PALU, MERCUSUAR – Pertumbuhan ekonomi Sulteng  pada triwulan I 2018 mengalami peningkatan dibanding periode yang sama tahun lalu. Pertumbuhan ekonomi tercatat 6,62% (yoy), jauh lebih tinggi dibanding pertumbuhan triwulan I 2017 yakni 3,97% (yoy).  Demikian diungkapkan Kepala Perwakilan Bank Indonesia (BI) Sulteng dalam keterangan pers terkait Kajian Ekonomi dan Keuangan Regional (KEKR) Mei 2018  di Hotel Santika Palu, Kamis (31/5/2018).

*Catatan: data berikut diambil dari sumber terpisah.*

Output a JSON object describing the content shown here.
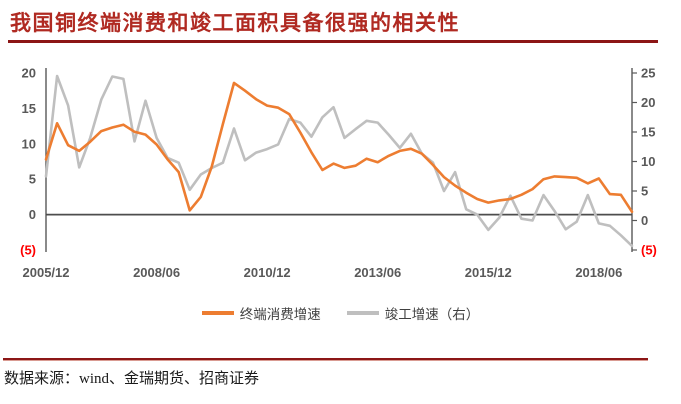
{
  "page": {
    "title": "我国铜终端消费和竣工面积具备很强的相关性",
    "source": "数据来源：wind、金瑞期货、招商证券"
  },
  "legend": [
    {
      "label": "终端消费增速",
      "color": "#ED7D31"
    },
    {
      "label": "竣工增速（右）",
      "color": "#BFBFBF"
    }
  ],
  "colors": {
    "accent_red": "#B02A22",
    "rule_red": "#8C1616",
    "axis_text": "#595959",
    "negative_tick": "#FF0000",
    "line_orange": "#ED7D31",
    "line_gray": "#BFBFBF",
    "axis_line": "#595959",
    "zero_line": "#4D4D4D",
    "legend_text": "#404040",
    "source_text": "#1A1A1A"
  },
  "chart_data": {
    "type": "line",
    "title": "我国铜终端消费和竣工面积具备很强的相关性",
    "xlabel": "",
    "ylabel_left": "",
    "ylabel_right": "",
    "grid": false,
    "legend_position": "bottom",
    "x": [
      "2005/12",
      "2006/03",
      "2006/06",
      "2006/09",
      "2006/12",
      "2007/03",
      "2007/06",
      "2007/09",
      "2007/12",
      "2008/03",
      "2008/06",
      "2008/09",
      "2008/12",
      "2009/03",
      "2009/06",
      "2009/09",
      "2009/12",
      "2010/03",
      "2010/06",
      "2010/09",
      "2010/12",
      "2011/03",
      "2011/06",
      "2011/09",
      "2011/12",
      "2012/03",
      "2012/06",
      "2012/09",
      "2012/12",
      "2013/03",
      "2013/06",
      "2013/09",
      "2013/12",
      "2014/03",
      "2014/06",
      "2014/09",
      "2014/12",
      "2015/03",
      "2015/06",
      "2015/09",
      "2015/12",
      "2016/03",
      "2016/06",
      "2016/09",
      "2016/12",
      "2017/03",
      "2017/06",
      "2017/09",
      "2017/12",
      "2018/03",
      "2018/06",
      "2018/09",
      "2018/12",
      "2019/03"
    ],
    "x_tick_labels": [
      "2005/12",
      "2008/06",
      "2010/12",
      "2013/06",
      "2015/12",
      "2018/06"
    ],
    "x_tick_indices": [
      0,
      10,
      20,
      30,
      40,
      50
    ],
    "series": [
      {
        "name": "终端消费增速",
        "axis": "left",
        "color": "#ED7D31",
        "values": [
          7.8,
          12.9,
          9.8,
          9.0,
          10.3,
          11.8,
          12.3,
          12.7,
          11.7,
          11.3,
          9.9,
          7.8,
          6.0,
          0.6,
          2.5,
          6.8,
          12.8,
          18.6,
          17.5,
          16.3,
          15.4,
          15.1,
          14.2,
          11.6,
          8.8,
          6.3,
          7.2,
          6.6,
          6.9,
          7.9,
          7.4,
          8.3,
          9.0,
          9.3,
          8.6,
          7.0,
          5.3,
          4.1,
          3.1,
          2.2,
          1.7,
          2.0,
          2.2,
          2.8,
          3.6,
          5.0,
          5.4,
          5.3,
          5.2,
          4.4,
          5.1,
          2.9,
          2.8,
          0.4
        ]
      },
      {
        "name": "竣工增速（右）",
        "axis": "right",
        "color": "#BFBFBF",
        "values": [
          7.5,
          24.5,
          19.5,
          9.0,
          14.0,
          20.5,
          24.4,
          24.0,
          13.4,
          20.3,
          14.0,
          10.6,
          9.8,
          5.2,
          7.8,
          8.9,
          9.8,
          15.6,
          10.2,
          11.5,
          12.1,
          12.9,
          17.2,
          16.6,
          14.2,
          17.5,
          19.2,
          14.0,
          15.5,
          16.9,
          16.6,
          14.5,
          12.3,
          14.7,
          11.3,
          9.8,
          5.0,
          8.2,
          1.9,
          1.0,
          -1.6,
          0.5,
          4.2,
          0.3,
          0.0,
          4.3,
          1.6,
          -1.5,
          -0.2,
          4.3,
          -0.5,
          -0.9,
          -2.5,
          -4.3
        ]
      }
    ],
    "axes": {
      "left": {
        "range": [
          -5,
          20
        ],
        "ticks": [
          20,
          15,
          10,
          5,
          0,
          -5
        ],
        "tick_labels": [
          "20",
          "15",
          "10",
          "5",
          "0",
          "(5)"
        ]
      },
      "right": {
        "range": [
          -5,
          25
        ],
        "ticks": [
          25,
          20,
          15,
          10,
          5,
          0,
          -5
        ],
        "tick_labels": [
          "25",
          "20",
          "15",
          "10",
          "5",
          "0",
          "(5)"
        ]
      }
    }
  }
}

Pertumbuhan ekonomi Sulteng tersebut juga lebih tinggi dari pertumbuhan ekonomi nasional 5,06% (yoy). Namun, jika dibandingkan dengan capaian pertumbuhan 9,15% (yoy) pada triwulan sebelumnya, terlihat sedikit mengalami perlambatan. Kepala Perwakilan BI Sulteng, Miyono menjelaskan, perlambatan pertumbuhan ekonomi ini sesuai dengan polanya selama ini, yang dikarenakan adanya penurunan konsumsi di setiap awal tahun bila dibandingkan dengan akhir tahun. Dalam konteks Sulteng, penurunan konsumsi pemerintah daerah di awal tahun yang mengakibatkan belum maksimalnya pendapatan, berdampak pada sektor swasta, sehingga konsumsi rumah tangga atau masyarakat di awal tahun terindikasi juga menurun. “Hal ini tercermin dari penurunan Indeks Keyakinan Konsumsi (IKK) ke level 123,17 pada Maret 2018 dari Desember 2017 sebesar 137,” jelasnya. Namun, di tengah menurunnya konsumsi, Sulteng masih berhasil mecatatatkan angka pertumbuhan investasi dan ekspor yang relatif tinggi, seiring dengan kecederungan membaiknya harga komoditas andalan Sulteng di pasar internasional seperti nikel, stainless steel dan LNG.

MASIH DITOPANG DUA SEKTOR

Dari Sisi lapangan usaha, sektor pertambangan dan penggalian masih menjadi kontributor utama pertumbuhan Sulteng. Pertumbuhan sektor pertambangan dan penggalian mencapai 15,43 persen yang tertinggi di antara sektor lainnya selama triwulan I 2018. Terjaganya permintaan dari negara mitra dagang atas LNG dan komoditas nikel beserta turunananya, berdampak positif pada kinerja sektor pertambangan dan penggalian sebagai pemasok bahan baku, sehingga memberi kontribusi pada pertumbuhan ekonomi yang tinggi.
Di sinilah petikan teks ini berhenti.